Le donne che, nonostante la loro debole cittadinanza, si schieravano contro la guerra, non ebbero vita facile, furono accusate come sovversive antipatriottiche e vennero schedate e sorvegliate.
L’avvento del fascismo, a cui non volle giurare fedeltà, costrinse Rosa a dimettersi dall’insegnamento presso la scuola femminile dell’Umanitaria, ma non le impedì di creare un centro di sartoria, un asilo per i bambi i e un laboratorio di ginecologia per le detenute del carcere di San Vittore.
Dopo la morte di Alfredo Podraider, nel 1936, si trasferisce a vivere in Liguria e poi a Varese.

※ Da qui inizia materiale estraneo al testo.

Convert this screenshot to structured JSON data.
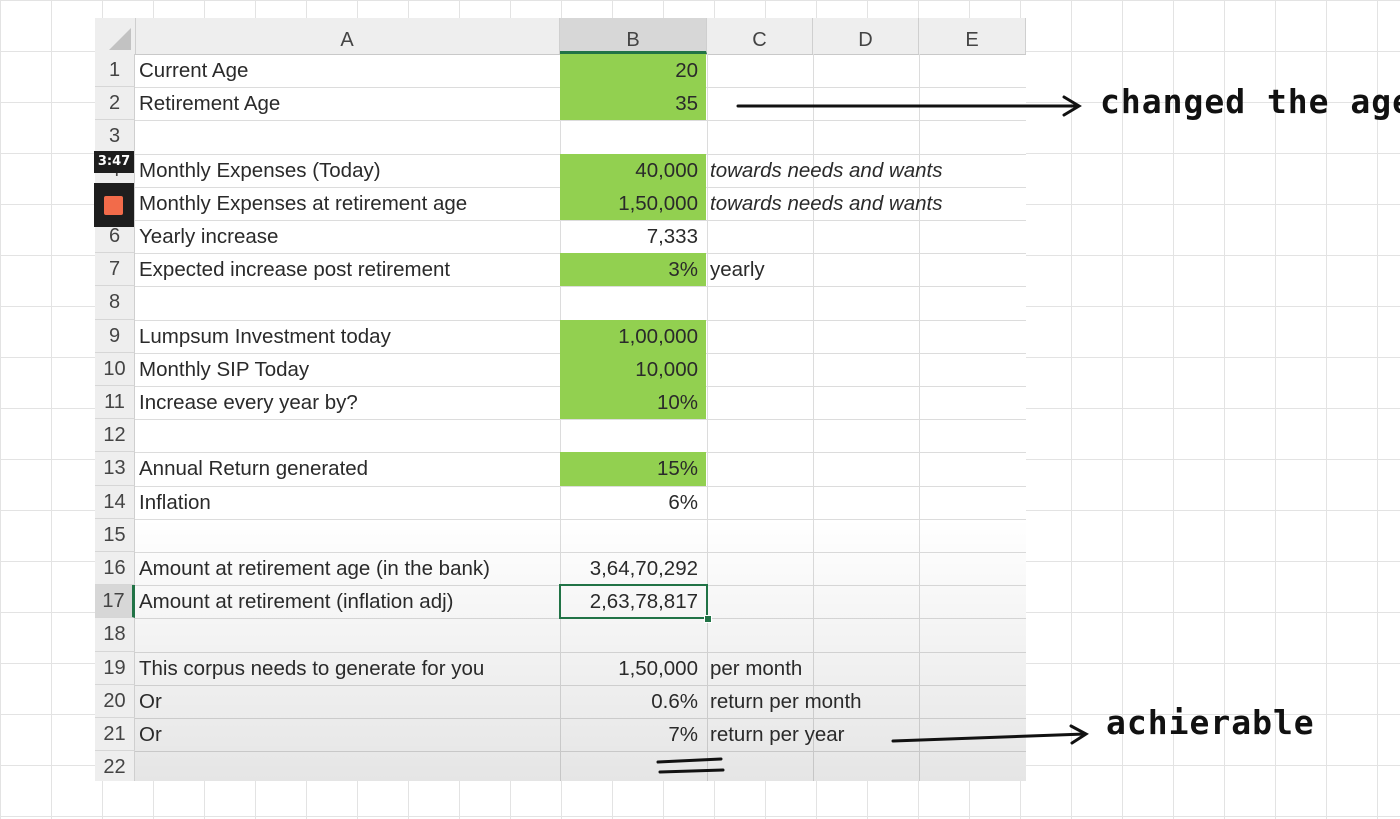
{
  "columns": [
    "A",
    "B",
    "C",
    "D",
    "E"
  ],
  "rows": [
    {
      "n": "1",
      "label": "Current Age",
      "value": "20",
      "note": "",
      "green": true,
      "italic": false
    },
    {
      "n": "2",
      "label": "Retirement Age",
      "value": "35",
      "note": "",
      "green": true,
      "italic": false
    },
    {
      "n": "3",
      "label": "",
      "value": "",
      "note": "",
      "green": false,
      "italic": false
    },
    {
      "n": "4",
      "label": "Monthly Expenses (Today)",
      "value": "40,000",
      "note": "towards needs and wants",
      "green": true,
      "italic": true
    },
    {
      "n": "5",
      "label": "Monthly Expenses at retirement age",
      "value": "1,50,000",
      "note": "towards needs and wants",
      "green": true,
      "italic": true
    },
    {
      "n": "6",
      "label": "Yearly increase",
      "value": "7,333",
      "note": "",
      "green": false,
      "italic": false
    },
    {
      "n": "7",
      "label": "Expected increase post retirement",
      "value": "3%",
      "note": "yearly",
      "green": true,
      "italic": false
    },
    {
      "n": "8",
      "label": "",
      "value": "",
      "note": "",
      "green": false,
      "italic": false
    },
    {
      "n": "9",
      "label": "Lumpsum Investment today",
      "value": "1,00,000",
      "note": "",
      "green": true,
      "italic": false
    },
    {
      "n": "10",
      "label": "Monthly SIP Today",
      "value": "10,000",
      "note": "",
      "green": true,
      "italic": false
    },
    {
      "n": "11",
      "label": "Increase every year by?",
      "value": "10%",
      "note": "",
      "green": true,
      "italic": false
    },
    {
      "n": "12",
      "label": "",
      "value": "",
      "note": "",
      "green": false,
      "italic": false
    },
    {
      "n": "13",
      "label": "Annual Return generated",
      "value": "15%",
      "note": "",
      "green": true,
      "italic": false
    },
    {
      "n": "14",
      "label": "Inflation",
      "value": "6%",
      "note": "",
      "green": false,
      "italic": false
    },
    {
      "n": "15",
      "label": "",
      "value": "",
      "note": "",
      "green": false,
      "italic": false
    },
    {
      "n": "16",
      "label": "Amount at retirement age (in the bank)",
      "value": "3,64,70,292",
      "note": "",
      "green": false,
      "italic": false
    },
    {
      "n": "17",
      "label": "Amount at retirement (inflation adj)",
      "value": "2,63,78,817",
      "note": "",
      "green": false,
      "italic": false
    },
    {
      "n": "18",
      "label": "",
      "value": "",
      "note": "",
      "green": false,
      "italic": false
    },
    {
      "n": "19",
      "label": "This corpus needs to generate for you",
      "value": "1,50,000",
      "note": "per month",
      "green": false,
      "italic": false
    },
    {
      "n": "20",
      "label": "Or",
      "value": "0.6%",
      "note": "return per month",
      "green": false,
      "italic": false
    },
    {
      "n": "21",
      "label": "Or",
      "value": "7%",
      "note": "return per year",
      "green": false,
      "italic": false
    },
    {
      "n": "22",
      "label": "",
      "value": "",
      "note": "",
      "green": false,
      "italic": false
    }
  ],
  "selected_column": "B",
  "selected_row": "17",
  "colors": {
    "input_fill": "#92d050",
    "selection": "#217346"
  },
  "overlay": {
    "timer": "3:47",
    "record_icon": "stop-record-icon"
  },
  "annotations": {
    "changed_age": "changed the age",
    "achievable": "achierable"
  }
}
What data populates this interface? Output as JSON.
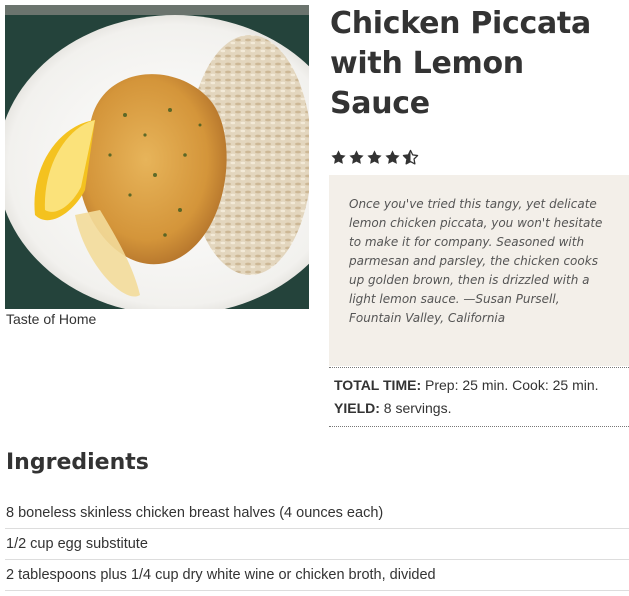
{
  "photo": {
    "caption": "Taste of Home"
  },
  "recipe": {
    "title": "Chicken Piccata with Lemon Sauce",
    "rating": 4.5,
    "description": "Once you've tried this tangy, yet delicate lemon chicken piccata, you won't hesitate to make it for company. Seasoned with parmesan and parsley, the chicken cooks up golden brown, then is drizzled with a light lemon sauce. —Susan Pursell, Fountain Valley, California",
    "total_time_label": "TOTAL TIME:",
    "total_time_value": "Prep: 25 min. Cook: 25 min.",
    "yield_label": "YIELD:",
    "yield_value": "8 servings."
  },
  "ingredients": {
    "heading": "Ingredients",
    "items": [
      "8 boneless skinless chicken breast halves (4 ounces each)",
      "1/2 cup egg substitute",
      "2 tablespoons plus 1/4 cup dry white wine or chicken broth, divided"
    ]
  },
  "colors": {
    "star": "#333333",
    "description_bg": "#f3efe9",
    "text": "#333333"
  },
  "icons": {
    "star_full": "star-icon",
    "star_half": "star-half-icon"
  }
}
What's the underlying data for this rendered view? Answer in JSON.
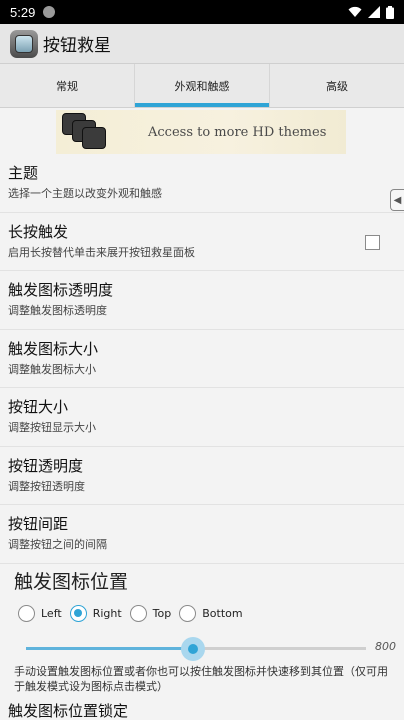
{
  "status_bar": {
    "time": "5:29"
  },
  "app": {
    "title": "按钮救星"
  },
  "tabs": [
    {
      "label": "常规",
      "active": false
    },
    {
      "label": "外观和触感",
      "active": true
    },
    {
      "label": "高级",
      "active": false
    }
  ],
  "banner": {
    "text": "Access to more HD themes"
  },
  "settings": [
    {
      "title": "主题",
      "subtitle": "选择一个主题以改变外观和触感"
    },
    {
      "title": "长按触发",
      "subtitle": "启用长按替代单击来展开按钮救星面板",
      "checked": false
    },
    {
      "title": "触发图标透明度",
      "subtitle": "调整触发图标透明度"
    },
    {
      "title": "触发图标大小",
      "subtitle": "调整触发图标大小"
    },
    {
      "title": "按钮大小",
      "subtitle": "调整按钮显示大小"
    },
    {
      "title": "按钮透明度",
      "subtitle": "调整按钮透明度"
    },
    {
      "title": "按钮间距",
      "subtitle": "调整按钮之间的间隔"
    }
  ],
  "position_section": {
    "title": "触发图标位置",
    "options": [
      "Left",
      "Right",
      "Top",
      "Bottom"
    ],
    "selected": "Right",
    "slider_value": "800",
    "slider_fraction": 0.49,
    "description": "手动设置触发图标位置或者你也可以按住触发图标并快速移到其位置（仅可用于触发模式设为图标点击模式）",
    "next_title_partial": "触发图标位置锁定"
  },
  "colors": {
    "accent": "#2fa4d6"
  }
}
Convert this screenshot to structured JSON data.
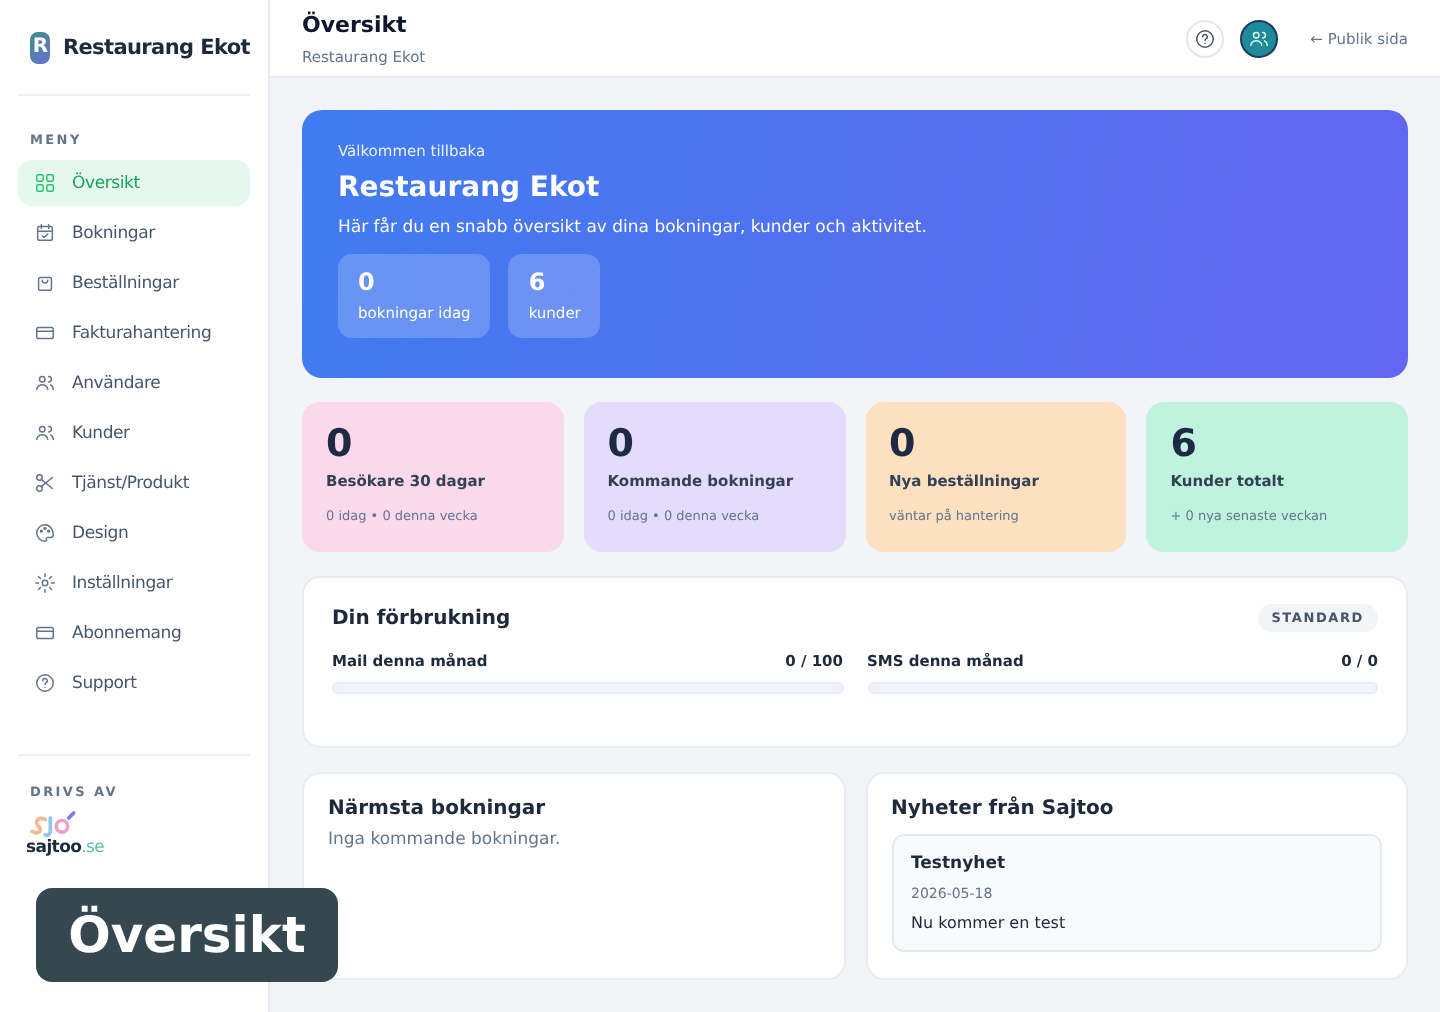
{
  "sidebar": {
    "brand": "Restaurang Ekot",
    "logo_letter": "R",
    "section": "MENY",
    "items": [
      {
        "label": "Översikt",
        "selected": true
      },
      {
        "label": "Bokningar",
        "selected": false
      },
      {
        "label": "Beställningar",
        "selected": false
      },
      {
        "label": "Fakturahantering",
        "selected": false
      },
      {
        "label": "Användare",
        "selected": false
      },
      {
        "label": "Kunder",
        "selected": false
      },
      {
        "label": "Tjänst/Produkt",
        "selected": false
      },
      {
        "label": "Design",
        "selected": false
      },
      {
        "label": "Inställningar",
        "selected": false
      },
      {
        "label": "Abonnemang",
        "selected": false
      },
      {
        "label": "Support",
        "selected": false
      }
    ],
    "powered_by": "DRIVS AV",
    "partner_logo_text": "sajtoo",
    "partner_logo_suffix": ".se"
  },
  "header": {
    "title": "Översikt",
    "subtitle": "Restaurang Ekot",
    "public_link": "← Publik sida"
  },
  "hero": {
    "greeting": "Välkommen tillbaka",
    "title": "Restaurang Ekot",
    "text": "Här får du en snabb översikt av dina bokningar, kunder och aktivitet.",
    "stats": [
      {
        "value": "0",
        "label": "bokningar idag"
      },
      {
        "value": "6",
        "label": "kunder"
      }
    ]
  },
  "stat_cards": [
    {
      "value": "0",
      "label": "Besökare 30 dagar",
      "note": "0 idag • 0 denna vecka",
      "color": "#fbd9ec"
    },
    {
      "value": "0",
      "label": "Kommande bokningar",
      "note": "0 idag • 0 denna vecka",
      "color": "#e3ddfb"
    },
    {
      "value": "0",
      "label": "Nya beställningar",
      "note": "väntar på hantering",
      "color": "#fde0c0"
    },
    {
      "value": "6",
      "label": "Kunder totalt",
      "note": "+ 0 nya senaste veckan",
      "color": "#bff3df"
    }
  ],
  "usage": {
    "title": "Din förbrukning",
    "plan": "STANDARD",
    "meters": [
      {
        "label": "Mail denna månad",
        "reading": "0 / 100",
        "level": 0
      },
      {
        "label": "SMS denna månad",
        "reading": "0 / 0",
        "level": 0
      }
    ]
  },
  "upcoming": {
    "title": "Närmsta bokningar",
    "empty": "Inga kommande bokningar."
  },
  "news": {
    "title": "Nyheter från Sajtoo",
    "items": [
      {
        "title": "Testnyhet",
        "date": "2026-05-18",
        "text": "Nu kommer en test"
      }
    ]
  },
  "tooltip": {
    "text": "Översikt"
  }
}
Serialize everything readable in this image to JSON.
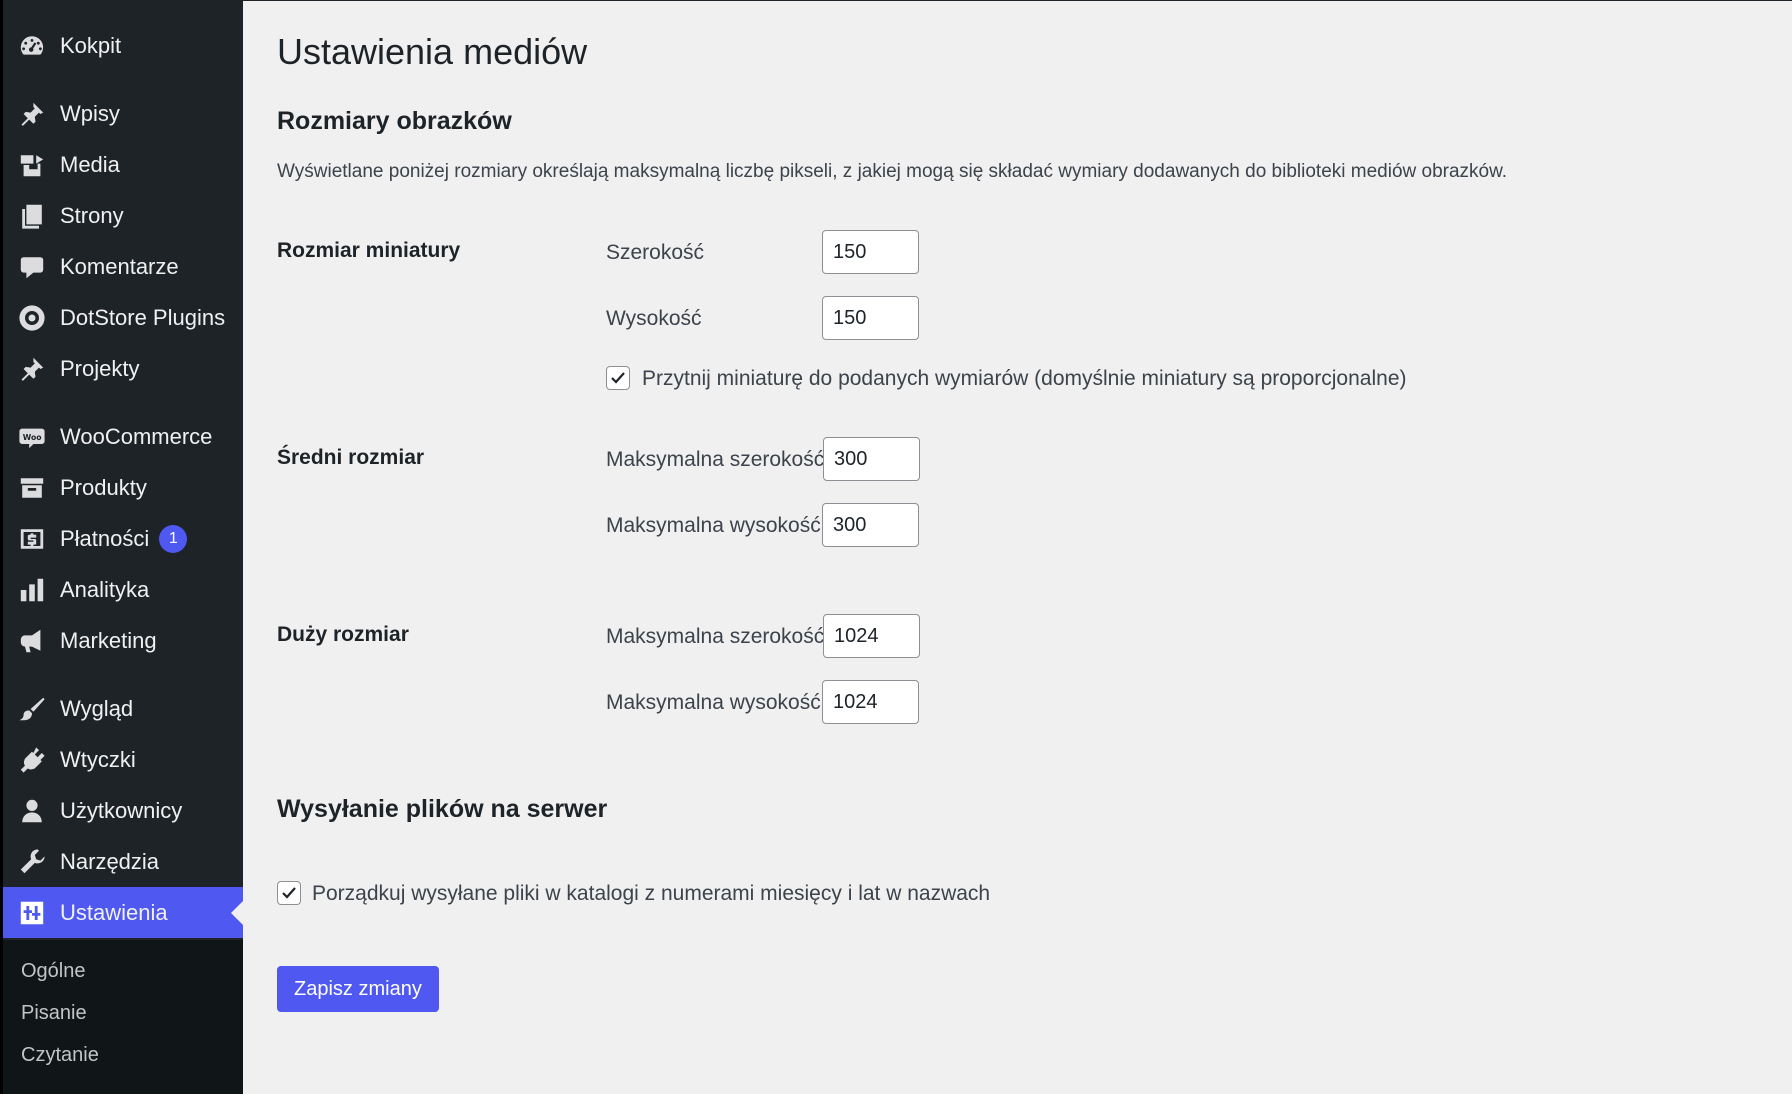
{
  "sidebar": {
    "items": [
      {
        "label": "Kokpit",
        "icon": "dashboard-icon"
      },
      {
        "label": "Wpisy",
        "icon": "pin-icon"
      },
      {
        "label": "Media",
        "icon": "media-icon"
      },
      {
        "label": "Strony",
        "icon": "pages-icon"
      },
      {
        "label": "Komentarze",
        "icon": "comment-icon"
      },
      {
        "label": "DotStore Plugins",
        "icon": "dotstore-icon"
      },
      {
        "label": "Projekty",
        "icon": "pin-icon"
      },
      {
        "label": "WooCommerce",
        "icon": "woo-icon"
      },
      {
        "label": "Produkty",
        "icon": "archive-icon"
      },
      {
        "label": "Płatności",
        "icon": "dollar-icon",
        "badge": "1"
      },
      {
        "label": "Analityka",
        "icon": "chart-icon"
      },
      {
        "label": "Marketing",
        "icon": "megaphone-icon"
      },
      {
        "label": "Wygląd",
        "icon": "brush-icon"
      },
      {
        "label": "Wtyczki",
        "icon": "plugin-icon"
      },
      {
        "label": "Użytkownicy",
        "icon": "user-icon"
      },
      {
        "label": "Narzędzia",
        "icon": "wrench-icon"
      },
      {
        "label": "Ustawienia",
        "icon": "settings-icon",
        "active": true
      }
    ],
    "submenu": [
      "Ogólne",
      "Pisanie",
      "Czytanie"
    ]
  },
  "page": {
    "title": "Ustawienia mediów",
    "image_sizes_title": "Rozmiary obrazków",
    "description": "Wyświetlane poniżej rozmiary określają maksymalną liczbę pikseli, z jakiej mogą się składać wymiary dodawanych do biblioteki mediów obrazków.",
    "thumbnail": {
      "label": "Rozmiar miniatury",
      "width_label": "Szerokość",
      "width_value": "150",
      "height_label": "Wysokość",
      "height_value": "150",
      "crop_label": "Przytnij miniaturę do podanych wymiarów (domyślnie miniatury są proporcjonalne)",
      "crop_checked": true
    },
    "medium": {
      "label": "Średni rozmiar",
      "width_label": "Maksymalna szerokość",
      "width_value": "300",
      "height_label": "Maksymalna wysokość",
      "height_value": "300"
    },
    "large": {
      "label": "Duży rozmiar",
      "width_label": "Maksymalna szerokość",
      "width_value": "1024",
      "height_label": "Maksymalna wysokość",
      "height_value": "1024"
    },
    "uploads_title": "Wysyłanie plików na serwer",
    "uploads_label": "Porządkuj wysyłane pliki w katalogi z numerami miesięcy i lat w nazwach",
    "uploads_checked": true,
    "save_label": "Zapisz zmiany"
  },
  "colors": {
    "accent": "#4f59f1",
    "sidebar_bg": "#1d2327",
    "page_bg": "#f0f0f1"
  }
}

Nel 1948, a 81 anni, scrive al conte Bernadotte, mediatore inviato dalle Nazioni Unite per la questione palestinese (ucciso subito da un gruppo sionista di estrema destra), per invocare una soluzione pacifica del conflitto arabo israeliano.
Si spegne il 12 agosto 1954.
Diceva: “mi sento sorella di tutte le donne”.
[1] La ‘piscinina’ è una figura storica nel mondo del lavoro infantile femminile, a Milano, tra fine Ottocento e primo Novecento. Bambine tra i 6 e i 14 anni venivano impiegate nelle sartorie come aiutanti, per consegnare abiti alle clienti, per trasportare stoffe, tramettere messaggi. Furono esempio del lavoro minorile sfruttato e privo di diritti. Riuscirono, nel 1902, ad organizzare autonomamente uno sciopero di circa dieci giorni di cui la stampa non diede alcun conto. Se ne occupò invece l’Unione Femminile Nazionale e le ‘piscinine’ ottennero, grazie ad essa e alla loro leader, Giovannina Lombardi di tredici anni, una riduzione dell’orario di lavoro da 14 a 10 ore e l’alleggerimento dei pesi da trasportare.
[2] Il Partito Operaio fu fondato a Milano da Enrico Bignami e Osvaldo Gnocchi Viani.
[3] Giovan Battista Giorgini organizza a Firenze la prima sfilata di alta moda italiana nel 1951.
[4] Jane Addams, premio Nobel per la pace nel 1931
[5] Emily Greene Balch, premio Nobel per la pace nel 1946.